Dergelijke boonen zijn bekend als „rangoonboonen”. Ze lijken wel iets op goedkoope witte boonen, maar zijn korter en meer kogelrond. Het schadelijke bestanddeel wordt er echter volledig uitgekookt, zoodat dit met het kookwater verwijderd wordt. Op den invoer van dergelijke boonen, die altijd van overzeesche gewesten komen, wordt nauwkeurig toegezien; rangoonboonen worden uit de consumptie geweerd. Bepaald gevaarlijk zijn de „kratokboontjes” deze zijn zwart en wit gestreept, (men spreekt dan ook van tijger- of zebraboontjes); ze splitsen veel meer van deze gevaarlijke verbinding af. De boonen hebben echter een zoo afwijkend uiterlijk, dat vergissing of verwisseling uitgesloten geacht moet worden. Peulgewassen hebben het merkwaardig vermogen de stikstof uit de lucht vast te leggen en deze te gebruiken voor den opbouw van hun eiwitten. Dit is uit een oeconomisch oogpunt van groot belang, immers deze bron raakt nimmer uitgeput.

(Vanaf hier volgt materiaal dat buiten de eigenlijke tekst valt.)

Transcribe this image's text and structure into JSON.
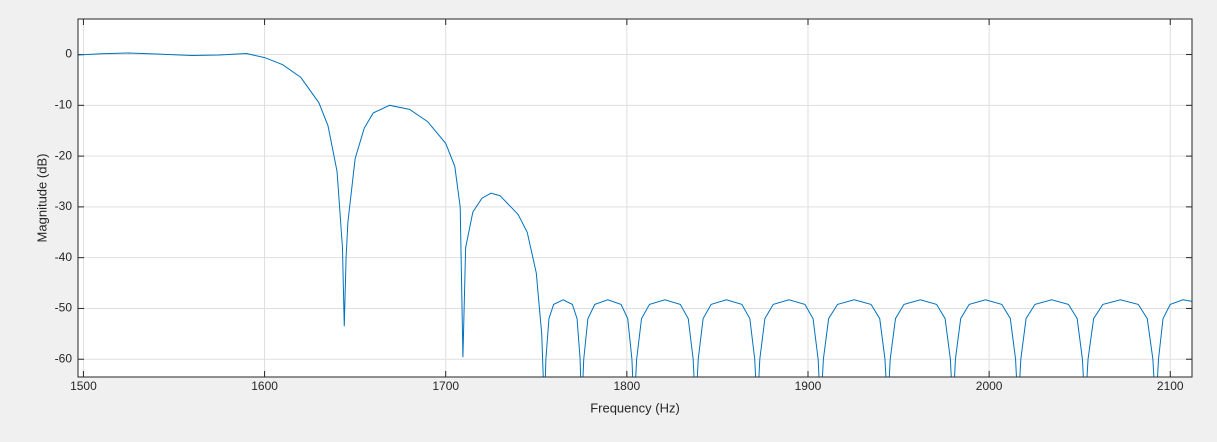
{
  "chart_data": {
    "type": "line",
    "xlabel": "Frequency (Hz)",
    "ylabel": "Magnitude (dB)",
    "x": [
      1497,
      1510,
      1525,
      1540,
      1560,
      1575,
      1590,
      1600,
      1610,
      1620,
      1630,
      1635,
      1640,
      1643,
      1644,
      1645,
      1646,
      1650,
      1655,
      1660,
      1669,
      1680,
      1690,
      1700,
      1705,
      1708,
      1709.5,
      1711,
      1715,
      1720,
      1725,
      1730,
      1740,
      1745,
      1750,
      1753,
      1754.5,
      1755.3,
      1757,
      1759.6,
      1764.8,
      1769.9,
      1772.5,
      1774.2,
      1775,
      1776.2,
      1778.5,
      1782.3,
      1789.5,
      1796.8,
      1800.5,
      1802.8,
      1804,
      1805.4,
      1808.1,
      1812.5,
      1821,
      1829.5,
      1833.9,
      1836.6,
      1838,
      1839.4,
      1842.1,
      1846.5,
      1855,
      1863.5,
      1867.9,
      1870.6,
      1872,
      1873.4,
      1876.2,
      1880.8,
      1889.5,
      1898.3,
      1902.8,
      1905.6,
      1907,
      1908.5,
      1911.4,
      1916.3,
      1925.5,
      1934.8,
      1939.6,
      1942.5,
      1944,
      1945.4,
      1948.3,
      1953,
      1962,
      1971,
      1975.7,
      1978.6,
      1980,
      1981.4,
      1984.3,
      1989,
      1998,
      2007,
      2011.7,
      2014.6,
      2016,
      2017.5,
      2020.4,
      2025.3,
      2034.5,
      2043.8,
      2048.6,
      2051.5,
      2053,
      2054.6,
      2057.7,
      2062.8,
      2072.5,
      2082.3,
      2087.3,
      2090.4,
      2092,
      2093.5,
      2096,
      2100,
      2107,
      2112
    ],
    "series": [
      {
        "color": "#0072bd",
        "values": [
          -0.1,
          0.15,
          0.3,
          0.1,
          -0.2,
          -0.1,
          0.2,
          -0.6,
          -2,
          -4.5,
          -9.5,
          -14,
          -23,
          -38,
          -53.5,
          -40,
          -33,
          -20.5,
          -14.5,
          -11.5,
          -10,
          -10.8,
          -13.2,
          -17.5,
          -22,
          -30,
          -59.6,
          -38,
          -31,
          -28.3,
          -27.3,
          -27.8,
          -31.5,
          -35,
          -43,
          -55,
          -70,
          -60,
          -52,
          -49.2,
          -48.3,
          -49.2,
          -52,
          -60,
          -70,
          -60,
          -52,
          -49.2,
          -48.3,
          -49.2,
          -52,
          -60,
          -70,
          -60,
          -52,
          -49.2,
          -48.3,
          -49.2,
          -52,
          -60,
          -70,
          -60,
          -52,
          -49.2,
          -48.3,
          -49.2,
          -52,
          -60,
          -70,
          -60,
          -52,
          -49.2,
          -48.3,
          -49.2,
          -52,
          -60,
          -70,
          -60,
          -52,
          -49.2,
          -48.3,
          -49.2,
          -52,
          -60,
          -70,
          -60,
          -52,
          -49.2,
          -48.3,
          -49.2,
          -52,
          -60,
          -70,
          -60,
          -52,
          -49.2,
          -48.3,
          -49.2,
          -52,
          -60,
          -70,
          -60,
          -52,
          -49.2,
          -48.3,
          -49.2,
          -52,
          -60,
          -70,
          -60,
          -52,
          -49.2,
          -48.3,
          -49.2,
          -52,
          -60,
          -70,
          -60,
          -52,
          -49.2,
          -48.3,
          -48.6
        ]
      }
    ],
    "xlim": [
      1497,
      2112
    ],
    "ylim": [
      -63.5,
      7
    ],
    "xticks": [
      1500,
      1600,
      1700,
      1800,
      1900,
      2000,
      2100
    ],
    "yticks": [
      0,
      -10,
      -20,
      -30,
      -40,
      -50,
      -60
    ],
    "grid": true
  }
}
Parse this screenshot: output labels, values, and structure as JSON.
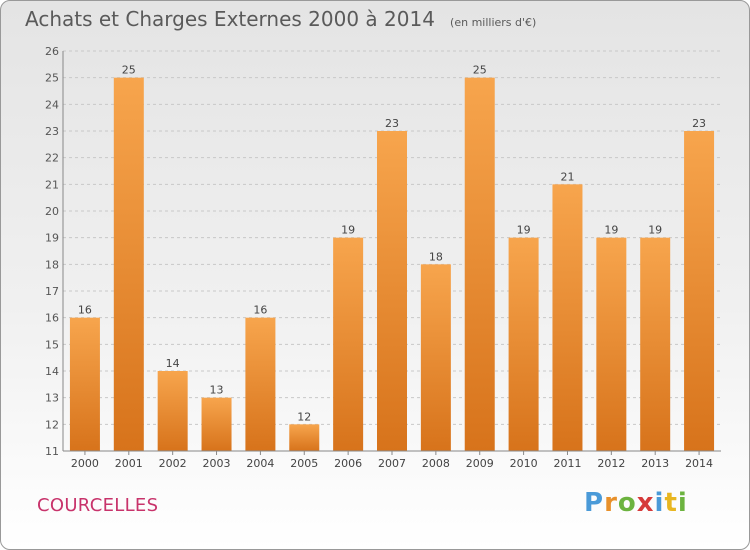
{
  "header": {
    "title": "Achats et Charges Externes 2000 à 2014",
    "unit": "(en milliers d'€)"
  },
  "footer": {
    "town": "COURCELLES",
    "logo_text": "Proxiti"
  },
  "colors": {
    "bar_light": "#f7a54d",
    "bar_dark": "#d7731b",
    "grid": "#c8c8c8",
    "town": "#c8336b"
  },
  "chart_data": {
    "type": "bar",
    "title": "Achats et Charges Externes 2000 à 2014",
    "xlabel": "",
    "ylabel": "",
    "categories": [
      "2000",
      "2001",
      "2002",
      "2003",
      "2004",
      "2005",
      "2006",
      "2007",
      "2008",
      "2009",
      "2010",
      "2011",
      "2012",
      "2013",
      "2014"
    ],
    "values": [
      16,
      25,
      14,
      13,
      16,
      12,
      19,
      23,
      18,
      25,
      19,
      21,
      19,
      19,
      23
    ],
    "ylim": [
      11,
      26
    ],
    "yticks": [
      11,
      12,
      13,
      14,
      15,
      16,
      17,
      18,
      19,
      20,
      21,
      22,
      23,
      24,
      25,
      26
    ],
    "grid": "horizontal-dashed",
    "legend": "none"
  }
}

Op zeer schralen bodem kunnen dan ook altijd peulgewassen groeien en bloeien (brem op heigrond). Lupine en lucerne worden als groene mest op zandbodem gecultiveerd. Ze veranderen den heibodem in bouwland, de planten worden eenige jaren ondergeploegd en brengen zoodoende mest in den bodem. Dit vermogen danken de peuldragende gewassen aan de omstandigheid, dat ze samenleven met bepaalde bacteriën, die in de wortelknolletjes verblijf houden. Deze bacteriën kunnen de stikstof uit de lucht assimileeren. De plant leeft dan weer van de eiwitten, die vrijkomen als de bacteriën ten gronde gaan. Het practisch resultaat is, dat peulgewassen betrekkelijk weinig voedingsstoffen aan den grond onttrekken.